Of course you can. You’ll be facing some critical problems if you do, though. Why? Let me explain five reasons why must not skip a feasibility study before starting a new business, real quick.

  • No business plan can address weaknesses and opportunities like a feasibility study. In many cases, businesses that lost a lot of money could have prevented their failure if they analyzed the viability of their ideas.
  • Your investors want to know if your idea is worth their money. Can a business plan be the evidence? Well, no. A feasibility report, on the other hand, is a much more effective method to determine future profitability.
  • A business plan often cannot identify the amount of capital needed to start a venture. A feasibility report can. Moreover, it helps to establish the budget plan and cash flow forecast.
  • It is critical to estimate technological and human resources required to launch a business successfully. A feasibility study is designed just for that, said Brian from Awriter.

Let’s get you more acquainted with a feasibility study by reviewing one of its types.

How to write a Financial Feasibility Study

The main purposes:

  • Make capital projections (how much money you’ll need to start the business and keep it working for at least one year.

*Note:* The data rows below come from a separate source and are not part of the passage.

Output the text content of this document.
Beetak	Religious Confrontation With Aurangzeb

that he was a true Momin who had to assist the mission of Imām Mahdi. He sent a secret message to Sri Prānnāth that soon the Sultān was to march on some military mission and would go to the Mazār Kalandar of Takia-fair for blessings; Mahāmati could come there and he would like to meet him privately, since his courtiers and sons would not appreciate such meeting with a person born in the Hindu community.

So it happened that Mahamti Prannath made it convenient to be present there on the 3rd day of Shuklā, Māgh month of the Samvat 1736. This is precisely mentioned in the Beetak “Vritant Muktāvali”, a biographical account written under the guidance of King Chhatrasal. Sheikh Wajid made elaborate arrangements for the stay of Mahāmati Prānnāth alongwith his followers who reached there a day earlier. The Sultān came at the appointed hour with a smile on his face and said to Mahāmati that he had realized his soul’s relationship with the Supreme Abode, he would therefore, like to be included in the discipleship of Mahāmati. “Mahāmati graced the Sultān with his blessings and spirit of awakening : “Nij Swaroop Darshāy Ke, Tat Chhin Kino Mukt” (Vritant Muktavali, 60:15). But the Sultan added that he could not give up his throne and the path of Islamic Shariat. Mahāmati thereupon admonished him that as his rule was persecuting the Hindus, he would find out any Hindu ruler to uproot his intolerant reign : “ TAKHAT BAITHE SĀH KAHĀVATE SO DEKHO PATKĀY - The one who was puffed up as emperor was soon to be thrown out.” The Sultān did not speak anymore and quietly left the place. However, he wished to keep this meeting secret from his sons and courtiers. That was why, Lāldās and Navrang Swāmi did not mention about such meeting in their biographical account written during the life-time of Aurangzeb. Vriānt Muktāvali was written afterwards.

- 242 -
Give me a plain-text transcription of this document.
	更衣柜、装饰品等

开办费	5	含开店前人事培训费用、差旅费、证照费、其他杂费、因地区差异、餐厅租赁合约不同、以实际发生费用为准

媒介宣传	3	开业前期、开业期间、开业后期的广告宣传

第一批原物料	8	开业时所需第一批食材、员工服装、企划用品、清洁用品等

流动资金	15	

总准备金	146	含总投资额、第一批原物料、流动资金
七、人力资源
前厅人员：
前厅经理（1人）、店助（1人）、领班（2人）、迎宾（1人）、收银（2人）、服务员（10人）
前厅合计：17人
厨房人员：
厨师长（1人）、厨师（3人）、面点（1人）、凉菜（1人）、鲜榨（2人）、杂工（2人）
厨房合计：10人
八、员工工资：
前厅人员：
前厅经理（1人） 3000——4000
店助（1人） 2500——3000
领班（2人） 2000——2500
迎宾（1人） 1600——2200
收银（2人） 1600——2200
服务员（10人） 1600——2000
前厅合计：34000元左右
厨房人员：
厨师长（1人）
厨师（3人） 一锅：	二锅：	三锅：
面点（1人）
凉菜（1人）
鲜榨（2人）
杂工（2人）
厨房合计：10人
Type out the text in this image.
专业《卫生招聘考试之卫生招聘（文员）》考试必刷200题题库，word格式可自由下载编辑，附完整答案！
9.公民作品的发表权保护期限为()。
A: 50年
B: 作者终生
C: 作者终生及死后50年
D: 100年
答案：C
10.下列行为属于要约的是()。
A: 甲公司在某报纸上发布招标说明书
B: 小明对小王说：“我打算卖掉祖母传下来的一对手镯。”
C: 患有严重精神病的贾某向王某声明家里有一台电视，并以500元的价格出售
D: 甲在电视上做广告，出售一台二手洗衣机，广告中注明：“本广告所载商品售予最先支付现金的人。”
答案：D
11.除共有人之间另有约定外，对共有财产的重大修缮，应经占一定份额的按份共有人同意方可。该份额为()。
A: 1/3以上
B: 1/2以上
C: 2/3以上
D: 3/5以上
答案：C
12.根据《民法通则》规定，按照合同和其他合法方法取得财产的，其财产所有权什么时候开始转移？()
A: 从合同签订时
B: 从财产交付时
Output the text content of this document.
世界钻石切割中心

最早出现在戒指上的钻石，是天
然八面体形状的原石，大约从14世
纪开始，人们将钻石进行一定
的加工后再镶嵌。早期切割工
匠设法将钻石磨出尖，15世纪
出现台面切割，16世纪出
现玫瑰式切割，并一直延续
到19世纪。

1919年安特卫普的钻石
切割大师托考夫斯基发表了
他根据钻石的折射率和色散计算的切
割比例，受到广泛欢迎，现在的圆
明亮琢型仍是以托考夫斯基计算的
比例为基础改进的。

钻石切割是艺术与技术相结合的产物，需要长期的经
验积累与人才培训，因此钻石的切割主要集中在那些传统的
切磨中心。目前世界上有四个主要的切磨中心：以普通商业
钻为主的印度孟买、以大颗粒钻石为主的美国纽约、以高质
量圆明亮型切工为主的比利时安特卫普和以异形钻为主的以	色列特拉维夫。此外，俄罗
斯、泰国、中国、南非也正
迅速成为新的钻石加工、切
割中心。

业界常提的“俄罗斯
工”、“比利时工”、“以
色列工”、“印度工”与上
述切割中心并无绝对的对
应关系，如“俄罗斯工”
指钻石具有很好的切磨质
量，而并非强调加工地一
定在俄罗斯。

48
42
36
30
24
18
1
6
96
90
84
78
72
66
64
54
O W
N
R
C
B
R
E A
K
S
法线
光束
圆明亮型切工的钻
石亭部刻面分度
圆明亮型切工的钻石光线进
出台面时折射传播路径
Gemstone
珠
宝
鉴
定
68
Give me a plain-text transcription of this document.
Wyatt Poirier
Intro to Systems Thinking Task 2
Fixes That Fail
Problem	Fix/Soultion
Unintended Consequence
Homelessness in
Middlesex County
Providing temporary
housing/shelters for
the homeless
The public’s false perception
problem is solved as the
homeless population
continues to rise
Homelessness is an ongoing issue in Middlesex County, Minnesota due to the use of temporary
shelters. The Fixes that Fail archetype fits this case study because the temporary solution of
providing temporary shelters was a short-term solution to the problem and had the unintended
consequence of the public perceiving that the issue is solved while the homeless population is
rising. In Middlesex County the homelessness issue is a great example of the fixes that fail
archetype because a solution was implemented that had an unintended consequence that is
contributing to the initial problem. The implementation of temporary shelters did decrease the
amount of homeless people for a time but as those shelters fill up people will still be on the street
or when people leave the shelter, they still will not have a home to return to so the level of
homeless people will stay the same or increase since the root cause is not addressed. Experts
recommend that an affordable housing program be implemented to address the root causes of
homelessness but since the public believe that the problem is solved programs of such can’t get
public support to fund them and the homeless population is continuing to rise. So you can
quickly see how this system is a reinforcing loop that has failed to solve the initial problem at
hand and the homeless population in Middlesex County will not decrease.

After this time, the business should become sustainable).
  • Identify sources of capital (banks, investors, and large corporations can approve loans and give contracts to you).
  • Determine returns on investment (a detailed description of how investors will receive their returns and factors affecting the profitability. Never promise a 100 percent return immediately because you need money to keep running your business).

In addition to finances, there are lots of other aspects to consider before you even get to developing a business plan.


A business plan and a feasibility study are two different things. A feasibility report should be completed prior to the business plan because it identifies whether the idea is viable. It is filled with projections, calculations, and analysis that provide data suggesting if the venture is worth investments and effort.